In 1990, Mushtaq ul Islam fled his home, as a teenager, after a violent separatist insurgency ensued in Indian-held Kashmir, a Muslim majority state. Now, this recent wave of violence on the other side of the border has re-opened a wound for his family, and he warns of a brewing, collective pent-up rage.
Kashmir remains one of the most militarized regions of the world. Much of the Line of Control runs alongside the Neelum river which is around 100 meters wide. Like Mushtaq, there are over 38,000 Indian Kashmiris living on the Pakistani side. For them, the last two weeks have been traumatic.
MAIRA KHAN KASHMIRI REFUGEE "I don't understand why the United Nations is not doing anything for the innocent Kashmiris. My relatives are there, I have not been able to contact them. When will the world wake up?"

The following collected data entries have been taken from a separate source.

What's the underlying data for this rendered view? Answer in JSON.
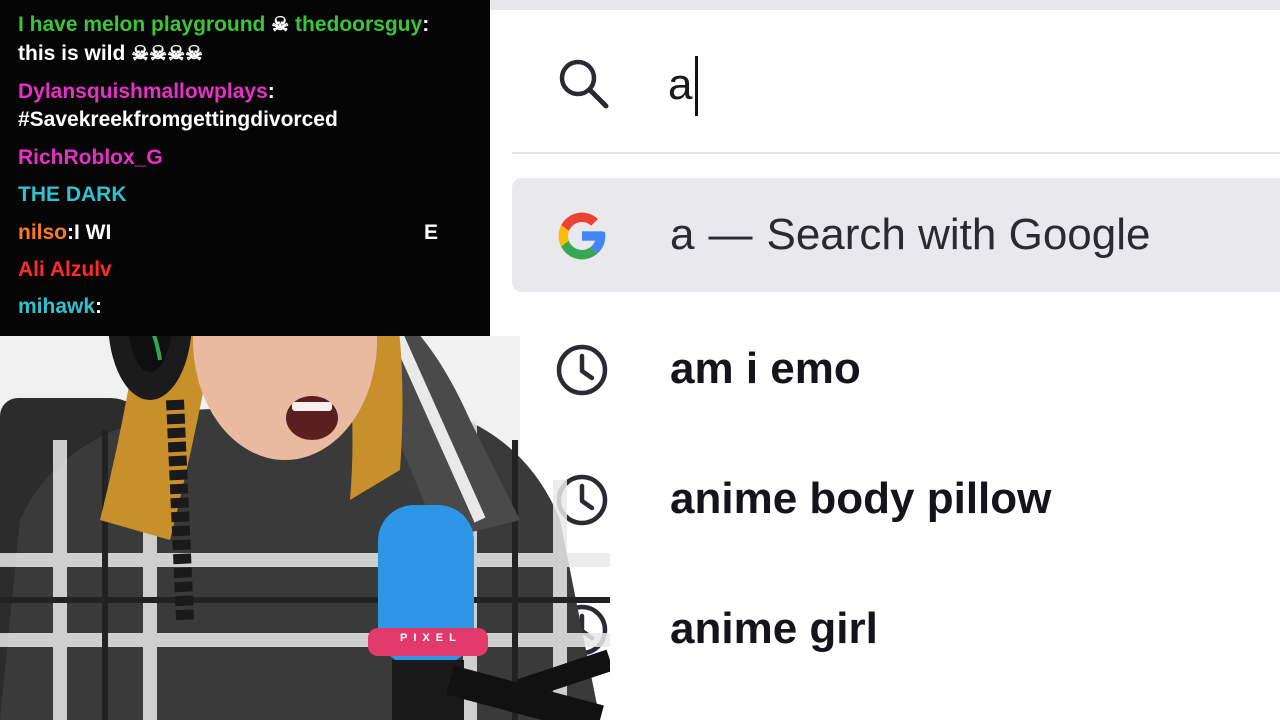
{
  "chat": {
    "messages": [
      {
        "user": "I have melon playground",
        "text": "",
        "user_color": "#3ac537",
        "skulls": 1
      },
      {
        "user": "thedoorsguy",
        "text": "this is wild",
        "user_color": "#3ac537",
        "skulls": 4
      },
      {
        "user": "Dylansquishmallowplays",
        "text": "#Savekreekfromgettingdivorced",
        "user_color": "#e830c8"
      },
      {
        "user": "RichRoblox_G",
        "text": "",
        "user_color": "#e830c8"
      },
      {
        "user": "",
        "text": "THE DARK",
        "user_color": "#2fc3cf"
      },
      {
        "user": "nilso",
        "text": "I WI",
        "user_color": "#ff7a1a",
        "extra": "E"
      },
      {
        "user": "Ali Alzulv",
        "text": "",
        "user_color": "#ff2a2a"
      },
      {
        "user": "mihawk",
        "text": "",
        "user_color": "#2fc3cf"
      }
    ]
  },
  "search": {
    "query": "a",
    "icon": "search-icon"
  },
  "suggestions": [
    {
      "icon": "google-icon",
      "query": "a",
      "separator": "—",
      "engine_label": "Search with Google",
      "selected": true
    },
    {
      "icon": "history-clock-icon",
      "text": "am i emo"
    },
    {
      "icon": "history-clock-icon",
      "text": "anime body pillow"
    },
    {
      "icon": "history-clock-icon",
      "text": "anime girl"
    }
  ],
  "mic_beads": "PIXEL",
  "colors": {
    "panel_bg": "#ffffff",
    "selected_bg": "#e8e8ed",
    "chat_bg": "#050505",
    "mic_foam": "#2d96e6",
    "google_blue": "#4285F4",
    "google_red": "#EA4335",
    "google_yellow": "#FBBC05",
    "google_green": "#34A853"
  }
}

RAJA FARRUKH MUMTAZ KASHMIRI REFUGEE "I want to thank China for supporting our cause. I want to tell the world that they should also support us like China. They are our brothers."
While restrictions are continuing in much of Indian-held Kashmir, there is uncertainty among the Pakistani Kashmiris, as sporadic reports pour in of at least 4,000 arrests. Danial Khan, CGTN, Muzaffarabad, Azad Kashmir, Pakistan.